The PLASTOX project will investigate the ingestion, foodweb transfer, and ecotoxicological impact of microplastics (MPs), together with persistent organic pollutants (POPs), metals and plastic additive chemicals, on key European marine species and ecosystems. It will also study the temporal dynamics of MP colonisation by microbial communities and the influence of microbial biofilms on ingestion rates and POP toxicity. The influence of MPs physicochemical properties (size, shape, surface area and composition) on these processes will be evaluated. To study the ecological effects of MPs, laboratory tests and mesocosm studies will be combined with field-based observations and manipulative field experiments at stations representing a wide range of European marine environments (Mediterranean, Adriatic, North, and Baltic Seas and the Atlantic). The project will bridge the current gap between laboratory assessment using commercially available feedstock MPs and the additive/pollutant-loaded MPs that dominate the marine environment. To achieve this, macro-sized plastic debris collected from the marine environment will be milled into MPs derived from real marine litter.

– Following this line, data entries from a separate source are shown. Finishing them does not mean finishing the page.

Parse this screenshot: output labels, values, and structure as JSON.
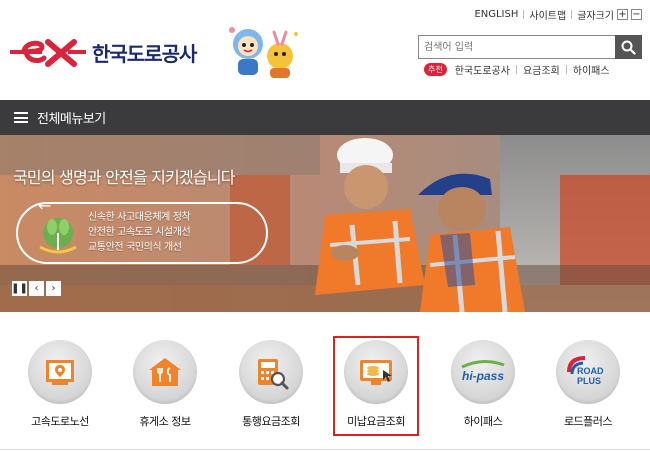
{
  "util": {
    "english": "ENGLISH",
    "sitemap": "사이트맵",
    "fontsize": "글자크기",
    "plus": "+",
    "minus": "−"
  },
  "brand": {
    "name": "한국도로공사",
    "color": "#d9243b"
  },
  "search": {
    "placeholder": "검색어 입력",
    "badge": "추천",
    "recommended": [
      "한국도로공사",
      "요금조회",
      "하이패스"
    ]
  },
  "menubar": {
    "label": "전체메뉴보기"
  },
  "banner": {
    "headline": "국민의 생명과 안전을 지키겠습니다",
    "lines": [
      "신속한 사고대응체계 정착",
      "안전한 고속도로 시설개선",
      "교통안전 국민의식 개선"
    ],
    "controls": {
      "pause": "❚❚",
      "prev": "‹",
      "next": "›"
    }
  },
  "quick": {
    "items": [
      {
        "label": "고속도로노선",
        "icon": "map-pin-icon"
      },
      {
        "label": "휴게소 정보",
        "icon": "restaurant-icon"
      },
      {
        "label": "통행요금조회",
        "icon": "calculator-search-icon"
      },
      {
        "label": "미납요금조회",
        "icon": "monitor-coins-icon",
        "selected": true
      },
      {
        "label": "하이패스",
        "icon": "hipass-logo-icon"
      },
      {
        "label": "로드플러스",
        "icon": "roadplus-logo-icon"
      }
    ]
  },
  "colors": {
    "accent": "#d9243b",
    "menubar": "#3b3b3d",
    "icon_orange": "#f0842a",
    "selected_border": "#e02020"
  }
}
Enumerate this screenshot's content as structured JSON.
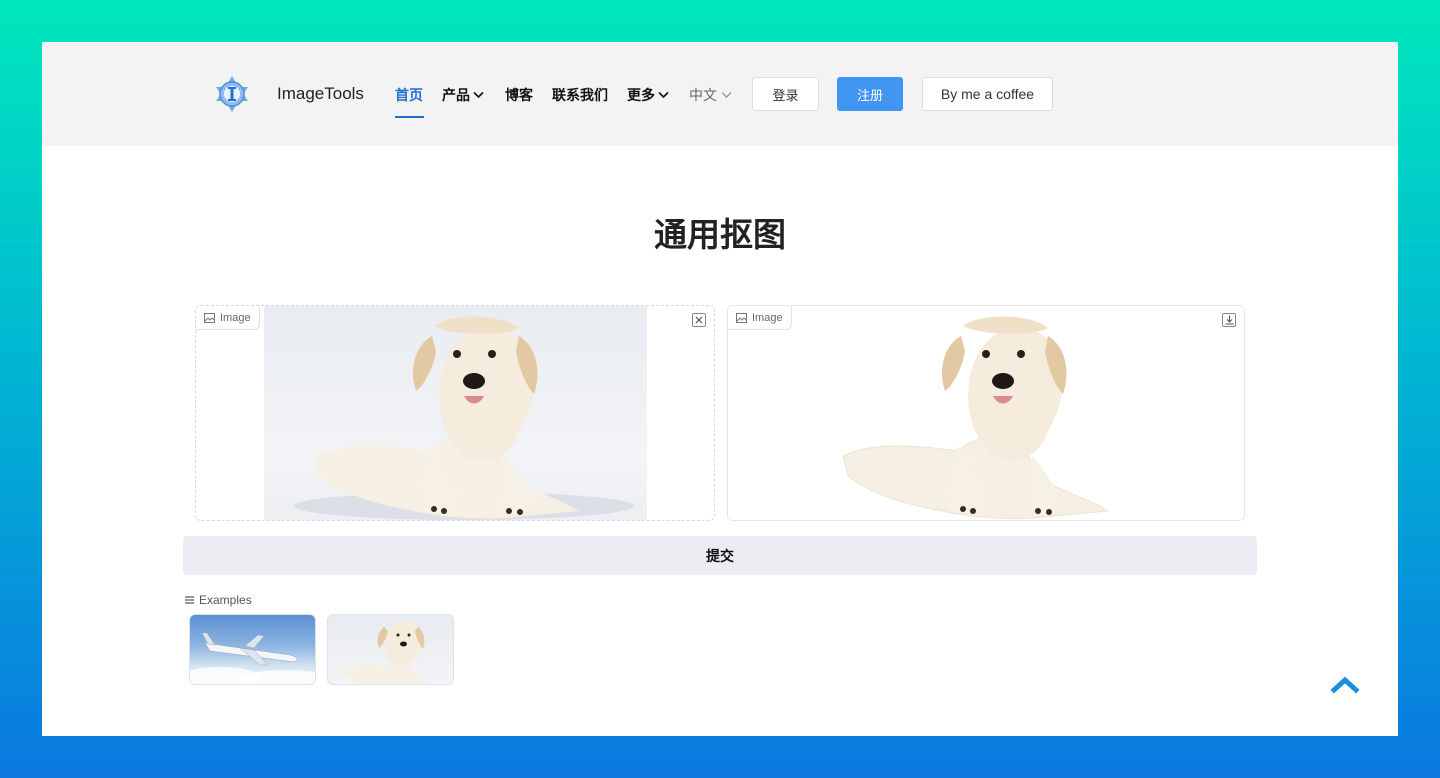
{
  "header": {
    "brand": "ImageTools",
    "nav": [
      {
        "label": "首页",
        "active": true
      },
      {
        "label": "产品",
        "dropdown": true
      },
      {
        "label": "博客"
      },
      {
        "label": "联系我们"
      },
      {
        "label": "更多",
        "dropdown": true
      }
    ],
    "language": "中文",
    "login_label": "登录",
    "register_label": "注册",
    "coffee_label": "By me a coffee"
  },
  "main": {
    "title": "通用抠图",
    "input_panel": {
      "label": "Image"
    },
    "output_panel": {
      "label": "Image"
    },
    "submit_label": "提交",
    "examples_label": "Examples",
    "examples": [
      {
        "subject": "airplane"
      },
      {
        "subject": "dog"
      }
    ]
  },
  "colors": {
    "accent": "#1e6fd0",
    "primary_button": "#4096f0",
    "scroll_top": "#1a8fe0"
  }
}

Adsorption and desorption behaviour of organic and inorganic pollutants to MPs will be investigated using a range of common POP and metal contaminants, identifying which physicochemical properties are most influential. Uptake through ingestion and other routes will be investigated, and attempts made to quantify MP accumulation in marine organism tissues using state of the art analytical approaches. Acute and sublethal ecotoxicological effects of MPs will be assessed on marine organisms from phyto- and zooplankton to (shell)fish and seabirds, representative of the full range of economically important marine living resources in the EU. PLASTOX will culminate in a series of experiments bringing together the knowledge generated about MPs and POPs/metals to study the combined fate and effects of these marine contaminants in food web studies.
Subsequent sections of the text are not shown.